A Place in History

Inhabited since prehistoric times, Koufonissia were centers of the Cycladic Civilization – as proven by the archaeological finds in the Epano Myli area of Ano Koufonissi.

A frying pan-shaped vessel, with a nine point star carved on it, is considered the most important of these finds- kept at the Naxos Archaeological Museum.

Two Protocycladic settlements have been found on Ano Koufonissi, the first on the eastern side of the present-day village and the second near the chapel of Agios Nikolaos, at Potamia position. The only excavation that has been carried out at Kato Koufonissi is at a position of the later Cycladic period.

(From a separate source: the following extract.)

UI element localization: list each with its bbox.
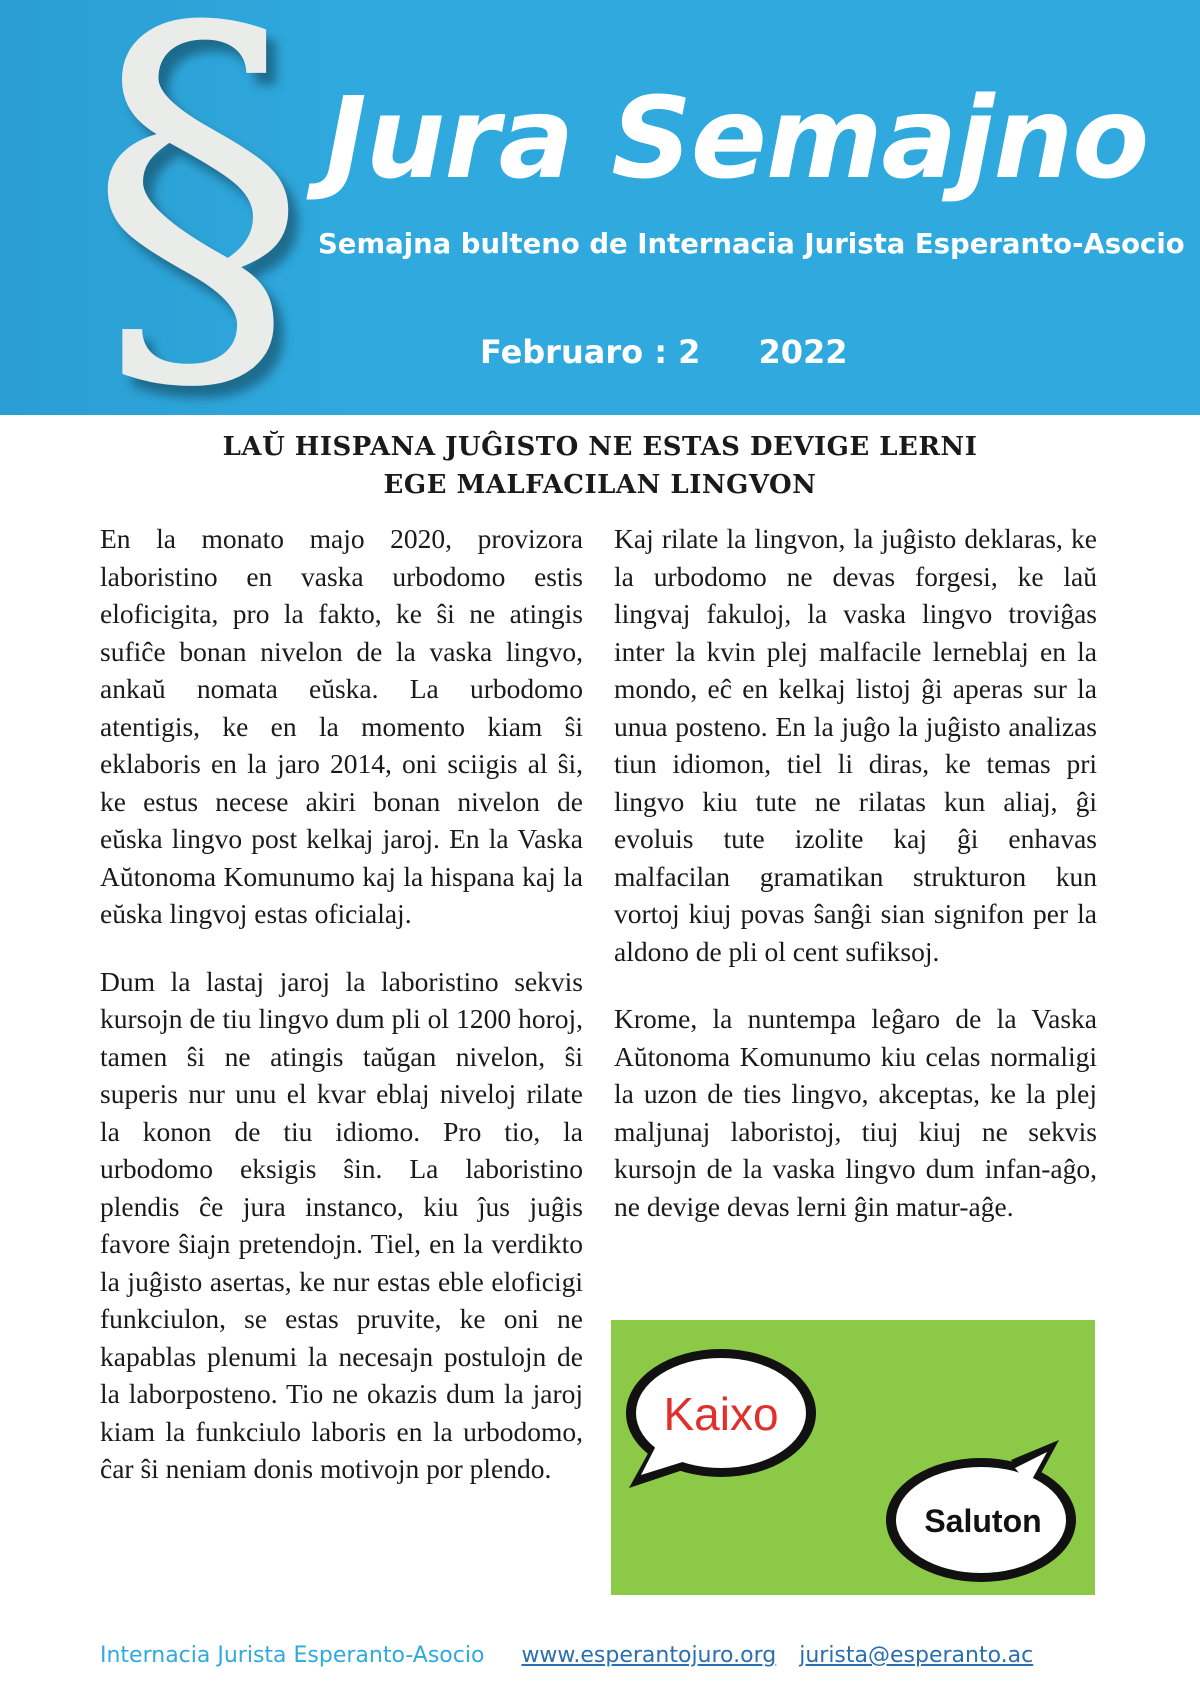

Nevertheless, finds on the ground surface prove the existence of Protocycladic housing and burial installations at Panagia and Nero – at the northern and southern parts of the isle respectively.

The ancient names of Koufonissia are not known with certainty, even though they are referred to as “Fakkoussae Islands” in the Corpus of Inscriptions.

The sea area between Ano and Kato Koufonissi was known as Kofos Limin (Deaf Harbor) – a name that defines a location that is sheltered and secure.

Apart from two Roman burial inscriptions, kept today at the Archaeological Collection of Chora, Amorgos, there are no written sources referring to the inhabitation of the isles in historical times.

Nevertheless, broken fragments of Roman vessels have been found and housing remains are still visible at Loutra position, next to the sea. The finds on presently uninhabited Keros, the isle opposite Koufonissia, are significant.

In antiquity it was called Keria and the first reference to this name dates to 425 BC, on an inscription of the taxpaying allies of the Athenian Republic. According to the inscription, the isle was inhabited during Classical antiquity. During the Middle Ages until the establishment of the new Greek state it was used as a base for pirates.

The oldest known archaeological reference is that of U. Kohler (1884), who attributes to a tomb on the island (but without determining the precise location) the two famous figurines kept at the National Archaeological Museum in Athens, of the harpist and of the flute player, together with two female figurines of the common type with folded arms – which we now know to belong to the Protocycladic II period.

One more harpist’s figurine, at the Metropolitan Museum of New York today, is thought to originate in Keros, while the large head of another figurine is exhibited at the Louvre, Paris.

The rest of the history of Koufonissia is in common with that of the rest of the Cyclades. They came under the occupation of the Venetians and the Turks who clashed several times, mainly in the 17th century, for control of the Aegean islands.

The inhabitants, sometimes out of need and other times out of option, often collaborated with Maniots (from the Peloponnesian district of Mani) or other pirates who used the strait between Ano and Kato Koufonissi as a safe haven. The two isles were liberated and incorporated into the modern Greek state with the rest of the Cyclades in 1830.